AUGUSTA, Maine — The Maine House and Senate cast final votes Thursday to enact a measure to restore $40 million of state funding assistance to municipalities in 2015.
The House voted 120-17 in favor of the measure. Shortly thereafter, the Senate passed the bill without a roll call. The bill now heads to Gov. Paul LePage, who has until Feb. 25 to decide whether to veto the bill or let it pass into law.
The bill, LD 1762, sailed through the House and Senate with broad support. Despite protest by some in the GOP who take issue with the bill’s timing and funding mechanism, wide swaths of the Republican caucuses in both chambers have joined majority Democrats in supporting the bill.
House Minority Whip Alex Willette, R-Mapleton, who voted for the bill, said he and many members of his party felt backed into a corner by Democrats, who had used their majorities on the Appropriations Committee and in the Legislature to muscle the bill through the process.
“Being in the minority party, sometimes we’re just kind of along for the ride,” Willette said.
The measure, proposed on party lines by the Appropriations Committee, would fund the restoration with $21 million from the state’s rainy day fund, $4 million from a fund designed to accumulate budget surplus with the eventual goal of reducing the state income tax and $15 million from new, unappropriated revenue predicted in a December revenue forecast.

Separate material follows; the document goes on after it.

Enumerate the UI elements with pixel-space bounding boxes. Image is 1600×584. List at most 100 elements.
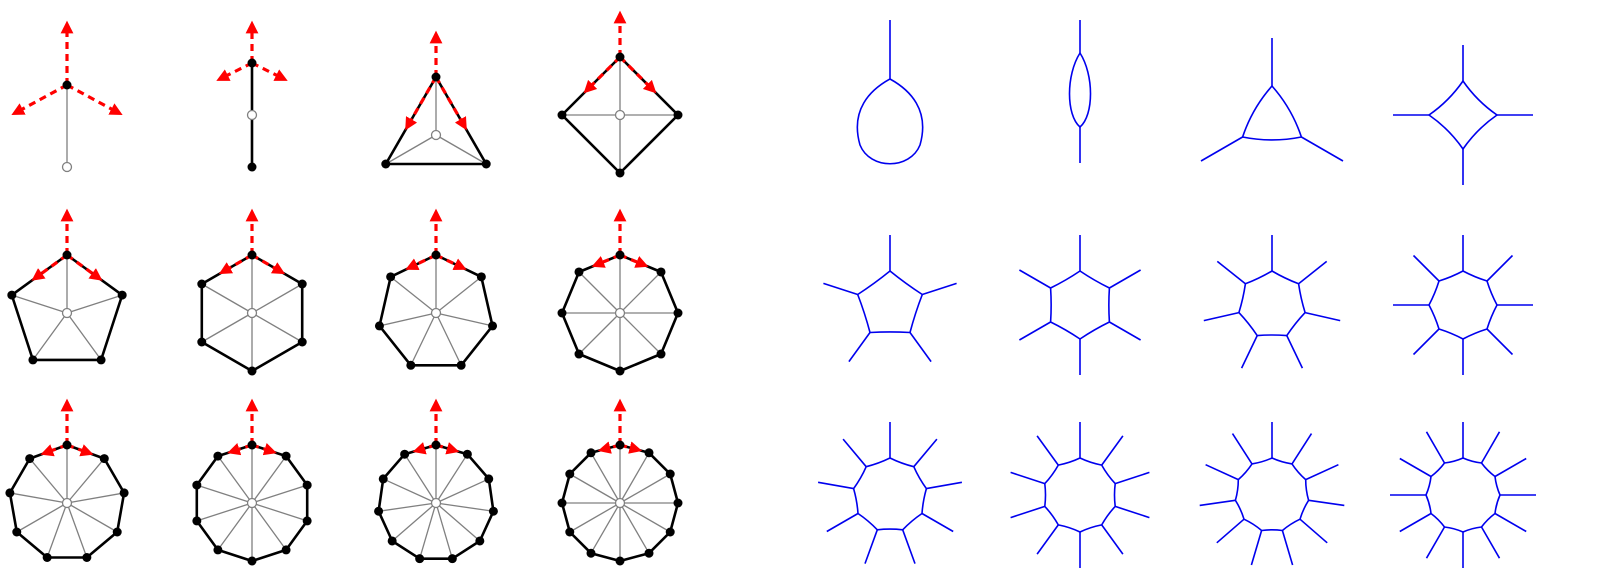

LePage’s opposition to the bill is well-known, but his office offered no comment Thursday on the governor’s intentions with the bill. Speculation has been rampant, with reports surfacing early last week that the governor would break out his veto pen, only for those comments to be walked back in following days.
“We hope he’ll do the right thing. Our communities are in crisis” said Rep. Peggy Rotundo, D-Lewiston, who drafted the bill along with Sen. Dawn Hill, D-Cape Neddick.
Regardless, the roll calls taken in the House and Senate suggest that lawmakers would easily overturn a veto, although Republicans in the past have changed their votes to back the governor’s veto.
LePage has pledged to withhold up to $100 million in bonds meant to spur transportation infrastructure projects — a key priority for the governor last summer — and in his recent State of the State Address LePage cites the concern of Finance Commissioner Sawin Millett, who says a reduction in the rainy day fund will result in less-favorable bond rating.
Democrats on the Appropriations Committee have pushed back on Millett’s claim, saying that the state’s bond rating does not rise and fall on any one factor alone.
If the $40 million is not restored as imagined in the current biennial budget, total state revenue sharing will dip just below $20 million in 2015, representing a nearly 80 percent reduction in state aid to municipalities in two years.
The Maine Municipal Association had pulled out all the stops to lobby lawmakers to support the Appropriations bill, even going so far as creating a brief video advertisement featuring selectmen and town councilors from across the state, saying the reduction in revenue sharing would result in higher property taxes.
Revenue sharing was already greatly reduced in 2014, and municipal officials have said that further cuts would result in elimination of essential local services, increased property taxes or both.
In Bangor, a reduction in revenue sharing would mean that instead of receiving $2 million from the state, the Queen City would receive just under $700,000.
Bangor Mayor Ben Sprague, in a news release issued by the Maine Mayors’ Coalition, called the revenue-sharing program, which sends a portion of state sales tax revenue back to towns and cities, “a key element in the partnership between state and local government.”
“Our communities provide the infrastructure necessary to grow Maine’s economy,” Sprague wrote. “The state, through revenue sharing, shares the proceeds generated by that activity, allowing us to maintain our infrastructure while keeping property taxes at reasonable levels.”
The difference is smaller in less populous towns and cities throughout Maine, but local officials say the lost revenue would be just as devastating on local budgets.
Fort Kent would see its state aid drop from $193,000 to $64,000 without the revenue-sharing bill, while Benton would see a reduction of $42,000.
Rep. Kathy Chase, R-Wells, the ranking Republican on the Appropriations Committee and one of the few House members who voted against the bill, said Thursday that lawmakers should now turn their attention to the roughly $57 million budget hole that must be filled by July.
“We should have been looking at that to begin with,” she said. “We have a very short window and very limited funds to deal with 2014. This revenue-sharing bill took some of those funds away.”